Python Dataset Class + PyTorch Dataloader: Stuck at __getitem__, how to get Index, Label and so on during Testing?


I have a, maybe small problem but I am stuck for quite a while now. Hope someone can help me with that. I am currently on a Kddcup99 dataset which I like to train via DeepLearning (CNN Network)

I have a "Dataset" Class which includes the Panda Dataframe. Thus i split up into normal and validate dataset. So far, no problem. I load it into a Numpy vector, torch it to Tensor and then direct it to the DataLoader.

The Dataset Class has these two important classes for iterating through:

def __len__(self):
        return len(self.val_df)

def __getitem__(self, index):        
        img, target = self.val_df[index][:-1], self.val_df[index][-1]
        return img, target, index

Not in the class is the DataLoader string:

test_dataloader = DataLoader(datat.val_df, batch_size=10, shuffle=True)

In my Trainer Class i have a for loop which should iterate through the Dataloader:

with torch.no_grad():
            for data in dataloader:
                inputs, labels, idx = data
                inputs = inputs.to(self.device)

But it won't. I can't access the labels, index and such.

My question is now: Why? How can I access Labels, Index from the given Dataset via the Dataloader?

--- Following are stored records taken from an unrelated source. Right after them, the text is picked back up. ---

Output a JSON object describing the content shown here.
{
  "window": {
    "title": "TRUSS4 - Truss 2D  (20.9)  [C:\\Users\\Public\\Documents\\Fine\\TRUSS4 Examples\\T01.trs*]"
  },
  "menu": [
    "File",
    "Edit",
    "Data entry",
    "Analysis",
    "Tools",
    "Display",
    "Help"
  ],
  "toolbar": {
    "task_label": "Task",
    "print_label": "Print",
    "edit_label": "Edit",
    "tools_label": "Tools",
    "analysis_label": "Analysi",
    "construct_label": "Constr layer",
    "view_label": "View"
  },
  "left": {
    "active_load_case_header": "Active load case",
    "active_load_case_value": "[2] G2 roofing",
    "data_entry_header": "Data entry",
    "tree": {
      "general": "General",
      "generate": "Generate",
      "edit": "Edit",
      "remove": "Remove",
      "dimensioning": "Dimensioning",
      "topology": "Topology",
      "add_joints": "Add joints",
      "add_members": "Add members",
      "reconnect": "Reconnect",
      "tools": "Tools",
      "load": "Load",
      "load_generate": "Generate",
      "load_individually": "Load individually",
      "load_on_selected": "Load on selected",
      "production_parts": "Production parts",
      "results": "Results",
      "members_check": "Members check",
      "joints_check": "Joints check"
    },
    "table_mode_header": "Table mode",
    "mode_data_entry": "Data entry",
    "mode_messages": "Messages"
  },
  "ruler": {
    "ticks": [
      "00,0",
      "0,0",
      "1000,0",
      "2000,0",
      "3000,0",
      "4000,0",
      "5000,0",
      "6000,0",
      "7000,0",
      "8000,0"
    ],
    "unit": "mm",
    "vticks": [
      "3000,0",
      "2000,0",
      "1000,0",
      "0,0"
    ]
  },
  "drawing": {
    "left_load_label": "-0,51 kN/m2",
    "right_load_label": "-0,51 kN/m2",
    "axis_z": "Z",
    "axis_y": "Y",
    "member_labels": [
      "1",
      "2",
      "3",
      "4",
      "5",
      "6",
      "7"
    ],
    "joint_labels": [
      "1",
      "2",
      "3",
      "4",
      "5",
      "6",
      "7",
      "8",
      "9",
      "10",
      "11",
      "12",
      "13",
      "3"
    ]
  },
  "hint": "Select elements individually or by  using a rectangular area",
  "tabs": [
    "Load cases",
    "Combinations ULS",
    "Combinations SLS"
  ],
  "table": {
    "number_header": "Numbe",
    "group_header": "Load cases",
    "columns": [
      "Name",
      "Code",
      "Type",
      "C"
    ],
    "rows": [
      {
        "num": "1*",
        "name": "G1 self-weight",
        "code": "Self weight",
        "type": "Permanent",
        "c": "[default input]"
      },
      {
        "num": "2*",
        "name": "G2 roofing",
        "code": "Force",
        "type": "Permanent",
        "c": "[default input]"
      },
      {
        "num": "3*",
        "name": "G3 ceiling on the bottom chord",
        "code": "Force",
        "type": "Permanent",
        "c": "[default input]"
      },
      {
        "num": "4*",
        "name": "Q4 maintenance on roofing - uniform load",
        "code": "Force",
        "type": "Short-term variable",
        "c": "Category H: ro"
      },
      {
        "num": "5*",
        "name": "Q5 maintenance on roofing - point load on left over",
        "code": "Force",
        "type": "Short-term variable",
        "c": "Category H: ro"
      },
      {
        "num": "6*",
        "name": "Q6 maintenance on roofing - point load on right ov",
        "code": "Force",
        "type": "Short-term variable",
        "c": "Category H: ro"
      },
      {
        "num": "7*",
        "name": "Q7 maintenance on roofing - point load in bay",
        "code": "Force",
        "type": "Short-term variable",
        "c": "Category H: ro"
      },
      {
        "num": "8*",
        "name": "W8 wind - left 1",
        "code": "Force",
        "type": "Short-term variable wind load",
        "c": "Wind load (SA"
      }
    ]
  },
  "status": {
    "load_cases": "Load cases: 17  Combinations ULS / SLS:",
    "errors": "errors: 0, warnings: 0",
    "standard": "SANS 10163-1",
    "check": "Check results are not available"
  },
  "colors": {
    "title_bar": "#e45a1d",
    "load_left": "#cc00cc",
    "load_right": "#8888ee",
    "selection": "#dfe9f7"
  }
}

Thank you all for your help! Much appreciate it.


Solution

  • The first argument to DataLoader is the dataset from which you want to load the data, that's usually a Dataset, but it's not restricted to any instance of Dataset. As long as it defines the length (__len__) and can be indexed (__getitem__ allows that) it is acceptable.

    You are passing datat.val_df to the DataLoader, which is presumably a NumPy array. A NumPy array has a length and can be indexed, so it can be used in the DataLoader. Since you pass that array directly, your dataset's __getitem__ is never called, but the array itself is indexed, so every item is just data.val_df[index].

    Instead of using the underlying data for the DataLoader, you have to use the dataset itself (datat):

    test_dataloader = DataLoader(datat, batch_size=10, shuffle=True)